Suppose a person has lived in their primary residence for one year. Then he moves to an assisted living facility in the same town. He keeps their residence, and does not rent it out.
One year later he wants to sell it. Technically he has not lived in the home 2 years out of the last 5, the criterion for taking the $250,000 gain exemption on the sale of a home. However, he did not change the address on his driver’s license, voter’s registration, and continued to pay upkeep on the home.
Does the fact that he did not physically live in the house for that year mean he can not take the exemption?

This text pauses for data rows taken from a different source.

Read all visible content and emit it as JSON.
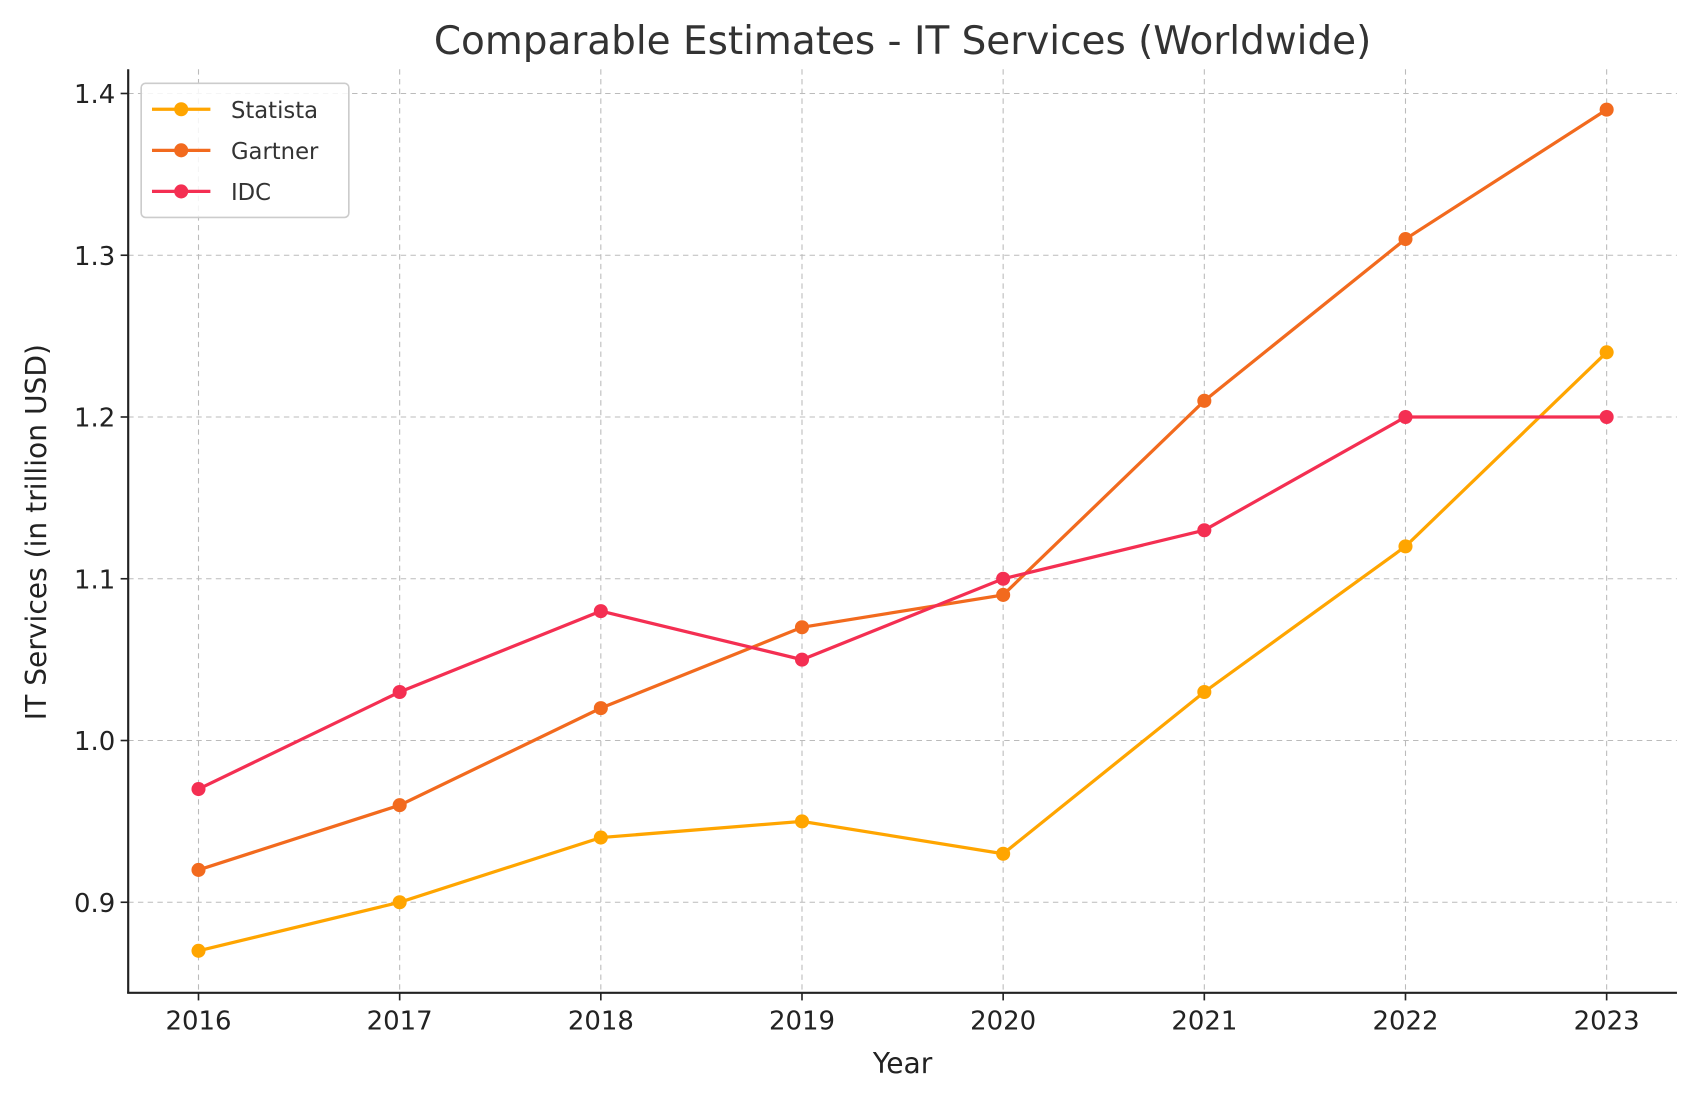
{
  "chart_data": {
    "type": "line",
    "title": "Comparable Estimates - IT Services (Worldwide)",
    "xlabel": "Year",
    "ylabel": "IT Services (in trillion USD)",
    "x": [
      2016,
      2017,
      2018,
      2019,
      2020,
      2021,
      2022,
      2023
    ],
    "xticks": [
      "2016",
      "2017",
      "2018",
      "2019",
      "2020",
      "2021",
      "2022",
      "2023"
    ],
    "yticks": [
      "0.9",
      "1.0",
      "1.1",
      "1.2",
      "1.3",
      "1.4"
    ],
    "ylim": [
      0.844,
      1.415
    ],
    "grid": true,
    "legend_position": "top-left",
    "marker": "circle",
    "series": [
      {
        "name": "Statista",
        "color": "#FFA500",
        "values": [
          0.87,
          0.9,
          0.94,
          0.95,
          0.93,
          1.03,
          1.12,
          1.24
        ]
      },
      {
        "name": "Gartner",
        "color": "#F26A1E",
        "values": [
          0.92,
          0.96,
          1.02,
          1.07,
          1.09,
          1.21,
          1.31,
          1.39
        ]
      },
      {
        "name": "IDC",
        "color": "#F42F52",
        "values": [
          0.97,
          1.03,
          1.08,
          1.05,
          1.1,
          1.13,
          1.2,
          1.2
        ]
      }
    ]
  }
}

The exemption requires that the house be your primary residence for 2 of the last five years. Your primary residence is the place where you live the majority of the time. Simply having bills sent to a house does not make it your primary residence.
Unless he is audited, the IRS will probably not know that the house was not really used as his primary residence. If he is audited, the IRS will figure out that he hadn’t really lived there in the past year. They’ll dig into his entire life until he admits that he was pulling a scam.
The penalties for committing tax fraud are severe. It’s probably not worth the risk, especially when all he’s trying to save is the tax on one year’s worth of appreciation in the house’s value. It’s quite possible that he would not owe any tax at all anyway - his cost basis may be more than what he would get when he sells.
I believe there are exceptions in the primary-residence capital gains exclusion rule for certain circumstances, such as the situation posed by the OP. Check the IRS web site and the appropriate publications for details.